Bild: Das Know-How wäre vorhanden: Eine Straßenbahn wird 1999 in Hamburgs Haf…
Hamburg taz | Mit einer Studie, die Fahrgastströme heutiger Buslinien unter
die Lupe nimmt, will die Linke Verkehrspolitikerin Heike Sudmann in Hamburg
eine neue Debatte über den Sinn der geplanten [1][U-Bahn-Linie 5 anstoßen].
Die soll im Nordosten der Stadt starten und dann über einen tiefen Bogen um
die Alster durch die Innenstadt wieder hoch in den Nordwesten fahren. Laut
dem Fazit der Verfasser, Dieter Doege und Jens Ode, ist sie falsch geplant.
„Sie fährt leider am Bedarf der Fahrgäste vorbei“, sagt Sudmann.
1,89 Milliarden Euro sollen allein die ersten 4,8 Kilometer der Linie vom
abgelegenen Bramfelder Dorfplatz über die Großsiedlung Steilshoop zur
Bürostadt „City Nord“ kosten. Doch die Strecke sei in die falsche Richtung
geplant, sagt Dieter Doege. Denn die meisten Fahrgäste aus Steilshoop
nähmen den Bus in die andere Richtung und stiegen etwa am Knotenpunkt
Barmbeker Bahnhof aus.
Der öffentliche Nahverkehr, dessen Nutzerzahlen Hamburg zur Erreichung der
Klimaziele bis 2030 verdoppeln will, wird laut der Studie durch diese neue
U-Bahn nicht attraktiver. Denn in Steilshoop zum Beispiel gibt es heute auf
einer Länge von zwei Kilometern sieben Bushaltestellen. Die würden nun
durch eine einzige U-Bahn-Haltestelle ersetzt. Und die sei auch noch – da
die Bahn sehr tief unter der Erde liegt – erst nach drei Minuten Treppenweg
zu erreichen.
„Das beste Verkehrsmittel nützt nichts, wenn der Fahrgast nur schwierig
hinkommt“, sagt Dieter Doege, der sich wie Co-Autor Ode seit Jahren für die
Straßenbahn engagiert. Die beiden vergleichen die Fahrzeit von Haus zu Haus
für Bus, Straßenbahn und U-Bahn. Dabei gehen sie davon aus, dass eine
Straßenbahn zu ebener Erde liegt und so viele Haltestellen wie die
Buslinien hat. Im Fazit ist zwar der Bus am langsamsten, aber auch die
U-Bahn auf fünf, auf acht und elf Kilometern Länge langsamer als die
Straßenbahn es wäre. Denn der Knackpunkt ist die Länge der Fußwege zur
Haltestelle, wo die U-Bahn im Nachteil ist.

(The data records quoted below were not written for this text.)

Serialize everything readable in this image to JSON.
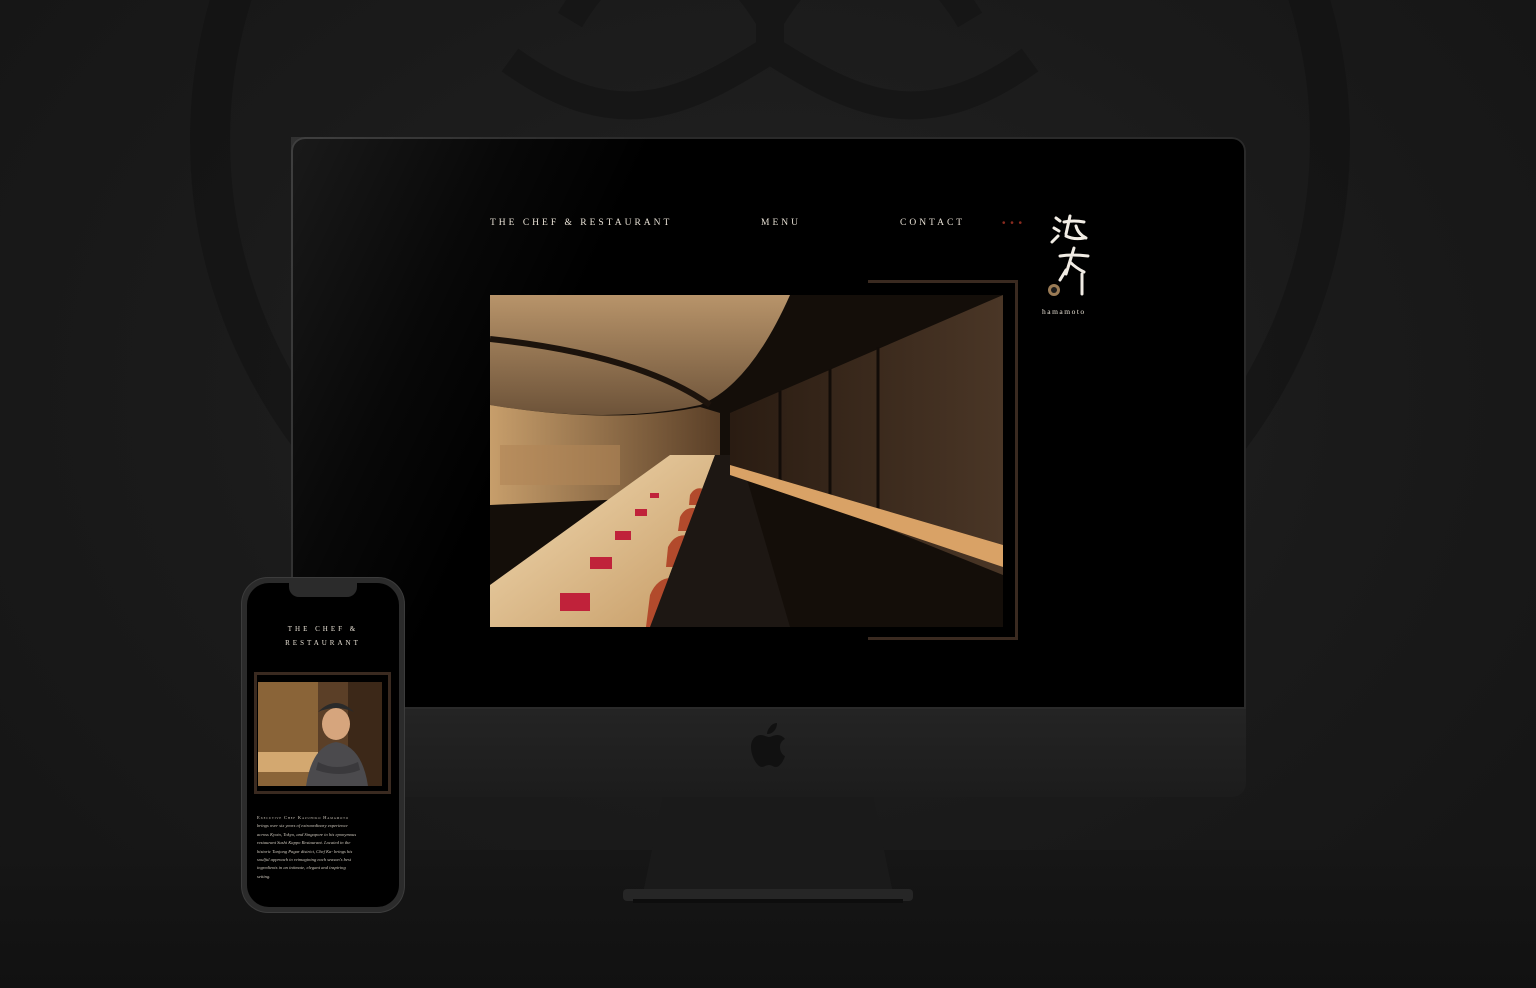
{
  "desktop": {
    "nav": {
      "chef_restaurant": "THE CHEF & RESTAURANT",
      "menu": "MENU",
      "contact": "CONTACT",
      "dots": "• • •"
    },
    "brand": {
      "name": "hamamoto"
    }
  },
  "mobile": {
    "title_line1": "THE CHEF &",
    "title_line2": "RESTAURANT",
    "bio_heading": "Executive Chef Kazuhiko Hamamoto",
    "bio_lines": [
      "brings over six years of extraordinary experience",
      "across Kyoto, Tokyo, and Singapore to his eponymous",
      "restaurant Sushi Kappo Restaurant. Located in the",
      "historic Tanjong Pagar district, Chef Ka- brings his",
      "soulful approach to reimagining each season's best",
      "ingredients in an intimate, elegant and inspiring",
      "setting."
    ]
  },
  "colors": {
    "accent": "#8a2b1f",
    "frame": "#3a2a20",
    "text": "#e9e2d6"
  }
}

## Straßenbahn führt Fahrgäste schneller ans Ziel
Diesen Effekt sehen sie auch entlang der heutigen Metrobuslinie 5, die
zwischen Dammtorbahnhof vorbei an der Uni nach Niendorf verläuft und zu den
am meisten benutzten Buslinien Europas zählt. Von deren 13 Haltestellen
würde die neue U5, wenn sie dort in 20 Jahren fertig wäre, nur fünf
bedienen. „Die U5 führt weitgehend sowohl am Bedarf der heutigen Fahrgäste
als auch der noch zu gewinnenden Fahrgäste vorbei“, sagt Heike Sudmann. Die
Abgeordnete [2][will diese Studie] nun nutzen, um [3][mit den anderen
Parteien im Rathaus] über eine Wende in der Nahverkehrspolitik ins Gespräch
zu kommen.
Denn der gesamte U-Bahn-Bau würde mindestens neun Milliarden Euro kosten.
Schon für einen Bruchteil der Summe von nur 1,33 Milliarden Euro wäre es
möglich, entlang der heutigen Buslinien ein komplettes Straßenbahnnetz zu
bauen. Das hätte fünf Linien mit 109 Haltestellen auf 53 Kilometern Länge
und würde für die äußeren Stadtteile wichtige Verbindungen schaffen: etwa
von Rahlstedt im Osten bis zum Osdorfer Born im Westen.
Die Pläne dafür liegen größtenteils noch in den Schubladen, weil Hamburg
unter schwarz-grün so ein Netz schon einmal geplant hatte. Doch anders als
damals, als es Proteste gab, habe man diesmal die Linien auf große Straßen
beschränkt, sagt Doege. Er habe im französischen Nantes eine Straßenbahn
mit aufgebaut. Die Politik dürfe nicht „vom hohen Ross“ agieren. „Man mu…
den Menschen die Vorteile klarmachen, [4][dann geht das auch].“
Hamburg hatte bis 1979 ein Straßenbahnnetz. Größtenteils gebe es die
Trassen noch, sagt Jens Ode. Entlang der Metrolinie 5 oder vom Berliner
Tor in Richtung Harburg könnte man auf 30 Kilometern sofort die alten
Trassen beschienen, „ohne ein Auto zu stören“.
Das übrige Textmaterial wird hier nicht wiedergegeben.